The rise of nuclear and gas power in Bitcoin’s power mix would reflect the “shift of mining power to the United States”, the analysts said. According to the United States Energy Information Administration, most of the country’s electricity was generated by natural gas, which accounted for more than 38% of the country’s total electricity production. Coal and nuclear power accounted for 22% and 19% respectively.
Among other information related to the latest CBECI update, the study also revealed that greenhouse gas (GHG) emissions associated with BTC mining amounted to 48 million metric tons of dioxide equivalent. emissions (MtCO2e) as of September 21, 2022. This is 14% lower than estimated GHG emissions in 2021. According to the study’s estimates, current levels of Bitcoin-related GHG emissions represent approximately 0.1% of global GHG emissions.
Combining all the previously mentioned results, the index estimates that as of mid-September, approximately 199.6 MtCO2e can be attributed to the Bitcoin network since its inception. Analysts pointed out that around 92% of all emissions have occurred since 2018.

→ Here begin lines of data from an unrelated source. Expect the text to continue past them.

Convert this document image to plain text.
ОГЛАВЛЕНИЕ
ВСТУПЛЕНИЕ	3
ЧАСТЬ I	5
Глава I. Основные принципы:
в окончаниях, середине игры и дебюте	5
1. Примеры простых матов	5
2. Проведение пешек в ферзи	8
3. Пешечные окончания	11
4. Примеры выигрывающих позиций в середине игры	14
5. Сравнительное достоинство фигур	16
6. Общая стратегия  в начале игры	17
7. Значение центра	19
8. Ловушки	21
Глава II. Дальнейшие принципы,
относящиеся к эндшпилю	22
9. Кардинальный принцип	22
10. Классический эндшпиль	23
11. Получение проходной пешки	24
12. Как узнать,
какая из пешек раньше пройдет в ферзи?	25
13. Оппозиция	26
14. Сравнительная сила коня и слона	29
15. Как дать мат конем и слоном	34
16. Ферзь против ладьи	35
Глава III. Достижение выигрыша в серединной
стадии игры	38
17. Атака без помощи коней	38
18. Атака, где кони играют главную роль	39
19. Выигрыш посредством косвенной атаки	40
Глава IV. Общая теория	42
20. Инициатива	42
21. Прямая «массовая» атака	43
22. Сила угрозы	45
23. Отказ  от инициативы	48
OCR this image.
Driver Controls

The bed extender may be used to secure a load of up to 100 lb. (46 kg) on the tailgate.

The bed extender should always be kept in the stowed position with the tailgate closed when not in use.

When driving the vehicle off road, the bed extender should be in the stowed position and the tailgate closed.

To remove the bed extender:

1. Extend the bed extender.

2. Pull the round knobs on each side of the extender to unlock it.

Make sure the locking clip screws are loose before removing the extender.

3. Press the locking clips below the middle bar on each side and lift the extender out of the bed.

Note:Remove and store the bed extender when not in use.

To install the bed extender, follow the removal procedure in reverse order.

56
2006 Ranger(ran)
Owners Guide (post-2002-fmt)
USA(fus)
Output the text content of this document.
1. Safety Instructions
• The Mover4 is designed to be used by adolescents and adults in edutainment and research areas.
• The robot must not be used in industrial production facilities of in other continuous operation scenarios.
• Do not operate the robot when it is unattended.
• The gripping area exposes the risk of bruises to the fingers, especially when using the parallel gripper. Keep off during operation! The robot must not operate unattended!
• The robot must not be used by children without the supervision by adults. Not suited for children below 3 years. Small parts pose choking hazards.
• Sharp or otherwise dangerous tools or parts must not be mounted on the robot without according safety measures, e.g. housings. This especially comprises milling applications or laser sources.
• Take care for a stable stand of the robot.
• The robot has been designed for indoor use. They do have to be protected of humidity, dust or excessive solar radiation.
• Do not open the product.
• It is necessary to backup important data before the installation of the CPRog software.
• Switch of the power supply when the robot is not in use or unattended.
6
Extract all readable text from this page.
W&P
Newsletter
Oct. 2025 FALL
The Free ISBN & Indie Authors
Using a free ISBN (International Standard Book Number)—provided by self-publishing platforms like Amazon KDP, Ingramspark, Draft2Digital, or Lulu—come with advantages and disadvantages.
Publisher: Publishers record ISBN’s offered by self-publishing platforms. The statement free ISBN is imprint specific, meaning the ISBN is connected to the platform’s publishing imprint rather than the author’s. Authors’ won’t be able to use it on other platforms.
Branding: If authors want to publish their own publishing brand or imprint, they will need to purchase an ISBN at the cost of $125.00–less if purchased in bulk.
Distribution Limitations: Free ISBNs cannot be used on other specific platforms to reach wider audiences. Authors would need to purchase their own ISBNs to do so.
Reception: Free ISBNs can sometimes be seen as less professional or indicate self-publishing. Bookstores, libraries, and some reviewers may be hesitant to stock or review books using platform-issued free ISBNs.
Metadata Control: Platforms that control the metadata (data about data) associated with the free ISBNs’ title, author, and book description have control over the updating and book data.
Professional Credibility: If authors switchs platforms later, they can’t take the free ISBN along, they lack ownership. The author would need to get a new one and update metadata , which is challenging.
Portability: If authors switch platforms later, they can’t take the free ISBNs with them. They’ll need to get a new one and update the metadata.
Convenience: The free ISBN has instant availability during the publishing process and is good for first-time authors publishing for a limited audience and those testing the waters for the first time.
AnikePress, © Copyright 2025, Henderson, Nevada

As previously reported, CCAF has been working on CBECI as part of its multi-year research initiative known as the Cambridge Digital Assets Program (CDAP). CDAP’s institutional collaborators include financial institutions such as British International Investment, Dubai International Financial Centre, Accenture, EY, Fidelity, Mastercard, Visa and others.
Related: Bitcoin could become a zero-emission network: Report
The new CDAP findings differ significantly from data from the Bitcoin Mining Council (BMC), which in July estimated the share of sustainable sources in Bitcoin’s power mix at almost 60%.
“That doesn’t include nuclear or fossil fuels, so you can deduce that around 30-40% of the industry is powered by fossil fuels,” Ben Gagnon, mining director at Bitfarms, told Reuters. Cointelegraph in August.
According to CBECI project manager Alexander Neumueller, CDAP’s approach is different from that of the Bitcoin Mining Council when it comes to estimating Bitcoin’s power mix.
“We use information from our mining map to see where Bitcoin miners are located, then look at the power mix of the country, state or province. As I understand it, the Bitcoin Mining Council asks its members to self-report this data in a survey,” Neumueller said. However, he mentioned that there are still some nuances related to the lack of data in the study.